By: Kun Lee | Last Updated: 2013-09-11 | Comments (22) | Database Administration
I manage a large number of SQL servers and I don't want to waste SAN space, so I want to control SQL server drive space very closely. Because of that, when there is a space problem, I use xp_fixeddrives to see how much free space the drives have but this extended stored procedure doesn't give all the information that I need. Also, we are starting to use Mount Points more and I want to see free space by mount point as well.
To get the necessary information, I wrote a stored procedure called sp_fixeddrives and deployed to the master database. The reason that I deployed it to master is that it is easier to access it like xp_fixeddrives by just changing "x" to "s".
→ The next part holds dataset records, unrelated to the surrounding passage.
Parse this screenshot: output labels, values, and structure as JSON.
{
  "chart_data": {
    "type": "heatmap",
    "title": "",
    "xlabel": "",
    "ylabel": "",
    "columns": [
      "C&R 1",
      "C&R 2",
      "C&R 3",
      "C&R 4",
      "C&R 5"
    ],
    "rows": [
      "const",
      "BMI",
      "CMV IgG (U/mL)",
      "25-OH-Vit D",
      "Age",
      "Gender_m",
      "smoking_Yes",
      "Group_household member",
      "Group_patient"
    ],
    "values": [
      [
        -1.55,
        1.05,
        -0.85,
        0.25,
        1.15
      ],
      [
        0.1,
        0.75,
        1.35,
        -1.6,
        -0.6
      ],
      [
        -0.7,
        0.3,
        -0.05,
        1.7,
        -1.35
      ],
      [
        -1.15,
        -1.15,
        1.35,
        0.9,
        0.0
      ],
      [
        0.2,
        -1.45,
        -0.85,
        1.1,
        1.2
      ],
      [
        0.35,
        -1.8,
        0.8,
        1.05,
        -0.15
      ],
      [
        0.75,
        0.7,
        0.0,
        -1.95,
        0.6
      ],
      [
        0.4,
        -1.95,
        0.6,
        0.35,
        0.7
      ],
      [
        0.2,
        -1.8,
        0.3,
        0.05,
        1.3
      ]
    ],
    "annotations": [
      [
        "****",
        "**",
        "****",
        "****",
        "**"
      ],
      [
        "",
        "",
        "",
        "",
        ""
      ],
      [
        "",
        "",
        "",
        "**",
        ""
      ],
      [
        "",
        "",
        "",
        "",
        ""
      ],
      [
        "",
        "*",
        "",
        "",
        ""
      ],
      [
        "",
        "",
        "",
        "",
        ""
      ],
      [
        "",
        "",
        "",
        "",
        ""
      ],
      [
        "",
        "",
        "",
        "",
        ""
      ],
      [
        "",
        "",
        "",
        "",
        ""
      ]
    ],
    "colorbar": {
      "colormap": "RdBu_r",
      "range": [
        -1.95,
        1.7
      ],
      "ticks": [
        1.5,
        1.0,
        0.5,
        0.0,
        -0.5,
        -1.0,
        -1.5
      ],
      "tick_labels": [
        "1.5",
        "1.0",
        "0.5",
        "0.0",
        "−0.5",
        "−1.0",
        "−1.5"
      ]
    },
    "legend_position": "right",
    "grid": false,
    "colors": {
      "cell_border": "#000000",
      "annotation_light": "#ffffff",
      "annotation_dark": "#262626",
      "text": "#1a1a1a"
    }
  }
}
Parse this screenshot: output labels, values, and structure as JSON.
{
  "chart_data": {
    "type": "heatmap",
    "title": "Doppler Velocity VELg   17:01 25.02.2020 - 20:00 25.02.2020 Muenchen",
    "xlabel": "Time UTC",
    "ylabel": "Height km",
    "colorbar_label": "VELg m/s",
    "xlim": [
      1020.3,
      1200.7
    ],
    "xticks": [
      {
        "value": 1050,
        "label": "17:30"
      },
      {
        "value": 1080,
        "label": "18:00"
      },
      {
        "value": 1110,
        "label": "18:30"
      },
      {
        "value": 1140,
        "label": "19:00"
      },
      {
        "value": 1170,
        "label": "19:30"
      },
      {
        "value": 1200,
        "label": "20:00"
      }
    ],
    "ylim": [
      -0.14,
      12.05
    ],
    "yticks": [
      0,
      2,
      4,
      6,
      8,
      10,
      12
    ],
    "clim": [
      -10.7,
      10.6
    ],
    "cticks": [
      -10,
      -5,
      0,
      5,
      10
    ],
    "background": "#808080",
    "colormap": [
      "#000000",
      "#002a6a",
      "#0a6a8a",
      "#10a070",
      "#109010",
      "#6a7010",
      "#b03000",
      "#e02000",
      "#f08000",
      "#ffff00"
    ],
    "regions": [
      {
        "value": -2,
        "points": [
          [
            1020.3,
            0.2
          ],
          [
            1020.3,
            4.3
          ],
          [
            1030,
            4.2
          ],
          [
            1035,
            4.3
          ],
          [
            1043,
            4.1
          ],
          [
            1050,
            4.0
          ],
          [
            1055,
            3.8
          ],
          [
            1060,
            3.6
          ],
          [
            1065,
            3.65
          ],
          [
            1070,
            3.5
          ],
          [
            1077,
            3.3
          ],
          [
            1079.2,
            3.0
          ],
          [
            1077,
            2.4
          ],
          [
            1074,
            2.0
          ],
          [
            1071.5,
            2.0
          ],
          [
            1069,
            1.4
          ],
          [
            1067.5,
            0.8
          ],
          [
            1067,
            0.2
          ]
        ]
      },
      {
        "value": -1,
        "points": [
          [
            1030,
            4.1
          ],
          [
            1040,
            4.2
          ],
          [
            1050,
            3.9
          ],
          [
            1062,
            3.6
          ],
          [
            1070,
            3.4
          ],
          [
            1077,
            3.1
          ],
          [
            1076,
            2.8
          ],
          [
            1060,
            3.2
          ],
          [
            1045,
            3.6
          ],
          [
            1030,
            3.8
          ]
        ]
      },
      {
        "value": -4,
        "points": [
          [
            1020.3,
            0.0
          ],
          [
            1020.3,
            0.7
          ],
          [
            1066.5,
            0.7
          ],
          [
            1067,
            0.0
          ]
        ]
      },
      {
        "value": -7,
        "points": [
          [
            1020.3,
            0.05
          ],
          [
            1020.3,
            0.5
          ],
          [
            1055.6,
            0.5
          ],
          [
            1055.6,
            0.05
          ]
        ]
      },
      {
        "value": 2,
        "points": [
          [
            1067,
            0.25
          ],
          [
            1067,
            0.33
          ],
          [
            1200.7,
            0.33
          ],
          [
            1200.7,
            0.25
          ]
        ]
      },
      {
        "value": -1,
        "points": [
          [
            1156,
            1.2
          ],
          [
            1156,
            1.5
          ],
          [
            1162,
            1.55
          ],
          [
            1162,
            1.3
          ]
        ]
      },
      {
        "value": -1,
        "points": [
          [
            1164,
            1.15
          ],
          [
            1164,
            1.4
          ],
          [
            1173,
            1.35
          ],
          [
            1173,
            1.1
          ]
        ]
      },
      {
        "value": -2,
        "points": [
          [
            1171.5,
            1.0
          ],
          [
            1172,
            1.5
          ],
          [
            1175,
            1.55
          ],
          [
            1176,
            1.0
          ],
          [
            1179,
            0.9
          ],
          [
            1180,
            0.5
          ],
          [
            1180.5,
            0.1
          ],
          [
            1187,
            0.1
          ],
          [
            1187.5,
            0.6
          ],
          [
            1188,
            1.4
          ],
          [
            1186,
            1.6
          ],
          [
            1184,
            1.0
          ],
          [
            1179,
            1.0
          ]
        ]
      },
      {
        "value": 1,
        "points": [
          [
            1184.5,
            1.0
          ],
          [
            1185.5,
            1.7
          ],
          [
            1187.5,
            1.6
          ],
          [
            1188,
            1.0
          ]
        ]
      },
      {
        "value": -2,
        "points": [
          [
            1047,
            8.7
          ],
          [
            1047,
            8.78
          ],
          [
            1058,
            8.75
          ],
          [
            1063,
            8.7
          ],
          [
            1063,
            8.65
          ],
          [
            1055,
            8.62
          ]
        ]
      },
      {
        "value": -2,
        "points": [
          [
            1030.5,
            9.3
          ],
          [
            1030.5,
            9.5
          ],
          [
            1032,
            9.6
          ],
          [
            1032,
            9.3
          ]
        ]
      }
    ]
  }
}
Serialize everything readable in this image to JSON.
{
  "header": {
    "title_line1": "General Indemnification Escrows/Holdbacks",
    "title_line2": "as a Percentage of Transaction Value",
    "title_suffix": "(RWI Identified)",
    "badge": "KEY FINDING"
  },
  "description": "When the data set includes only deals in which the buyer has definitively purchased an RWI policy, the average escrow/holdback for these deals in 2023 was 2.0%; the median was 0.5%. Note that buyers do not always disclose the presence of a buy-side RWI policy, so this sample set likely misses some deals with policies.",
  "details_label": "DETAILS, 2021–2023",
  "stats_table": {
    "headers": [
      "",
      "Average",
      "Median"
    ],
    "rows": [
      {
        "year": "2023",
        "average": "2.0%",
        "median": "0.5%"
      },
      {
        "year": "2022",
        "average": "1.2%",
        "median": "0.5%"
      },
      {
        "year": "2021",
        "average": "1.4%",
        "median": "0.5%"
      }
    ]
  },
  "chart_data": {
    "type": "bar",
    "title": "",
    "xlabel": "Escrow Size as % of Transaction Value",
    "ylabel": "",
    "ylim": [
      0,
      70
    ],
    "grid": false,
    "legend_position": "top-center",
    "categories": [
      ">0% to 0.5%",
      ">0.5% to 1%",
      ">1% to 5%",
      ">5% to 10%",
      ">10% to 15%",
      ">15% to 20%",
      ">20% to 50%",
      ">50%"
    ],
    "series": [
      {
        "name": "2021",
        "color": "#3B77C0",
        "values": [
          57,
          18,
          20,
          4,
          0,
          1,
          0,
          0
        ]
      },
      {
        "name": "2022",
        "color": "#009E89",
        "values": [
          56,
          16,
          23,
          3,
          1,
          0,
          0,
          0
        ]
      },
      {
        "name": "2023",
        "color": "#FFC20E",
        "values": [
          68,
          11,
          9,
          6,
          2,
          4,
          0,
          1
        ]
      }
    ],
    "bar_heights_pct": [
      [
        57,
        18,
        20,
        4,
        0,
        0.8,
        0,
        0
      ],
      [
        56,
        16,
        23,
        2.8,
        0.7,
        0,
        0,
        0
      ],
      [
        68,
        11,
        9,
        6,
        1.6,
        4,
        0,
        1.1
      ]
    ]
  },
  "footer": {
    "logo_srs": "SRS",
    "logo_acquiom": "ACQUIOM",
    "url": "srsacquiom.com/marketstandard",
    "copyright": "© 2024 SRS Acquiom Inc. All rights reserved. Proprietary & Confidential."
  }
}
Here are the requirements when I wrote the procedure:
- Total disk size information is required
- Volume name needs to be shown
- Mount point information is required
- Keep the same column names unless there are new columns
- Show disk and database information
- Show database recovery option to help troubleshoot abnormal transaction log file sizes
You can download sp_fixeddrives here.
- xp_cmdshell must be turned on as the procedure uses this feature
- WMI scripting must be turned on
- Windows 2003 or later (has been tested on these versions)
Compare the SQL Server xp_fixeddrives vs. sp_fixeddrives commands
The key difference is that my stored procedure shows two mount points. You can see that MB free and MB TotalSize is different for the mount points.
SQL Server Database Detail Mode - "exec sp_fixeddrives 1"
When there is a space problem, you want to know which databases are located on which volumes and how much free space as well as the total size of the volumes.
Here is a sample run. Since it returns many columns, I broke this into two images for easier reading.
Some of the code from the procedure
I won't go into much detail about the code inside the procedure, but I wanted to show a few lines of code to explain how the data was retrieved.
First, here is a simple WMI script that I ran to grab the volume names, free space, total size (capacity) and volume name. This is called using xp_cmdshell. This data is then loaded into a temp table and used later in the final result set.
INSERT INTO #DrvLetter EXEC xp_cmdshell 'wmic volume where drivetype="3" get caption, freespace, capacity, label'
Second, when one of my colleagues, Vara Thelu, tested the procedure he found out that if volume name is longer then a certain number of characters on Windows 2003 server (Windows 2008 isn't problem), WMI script doesn't provide the volume name properly and returns an empty string. He recommended using another WMI script which is shown below. Please keep in mind that the below script should be just one line, this was changed just to make it easier to read.
SET @SQL ='wmic /FailFast:ON logicaldisk where (drivetype ="3" and volumename!="RECOVERY" AND volumename!="System Reserved") get deviceid,volumename /Format:csv'
- I hope this simple stored procedure helps you diagnose space issues or helps with better capacity planning.
- My company has Integrated Development, Integrated Test and Production servers. One great option for this stored procedure would be to have the ability to compare two SQL servers, but I haven't had a chance to write that one yet.
- You can download sp_fixeddrives here.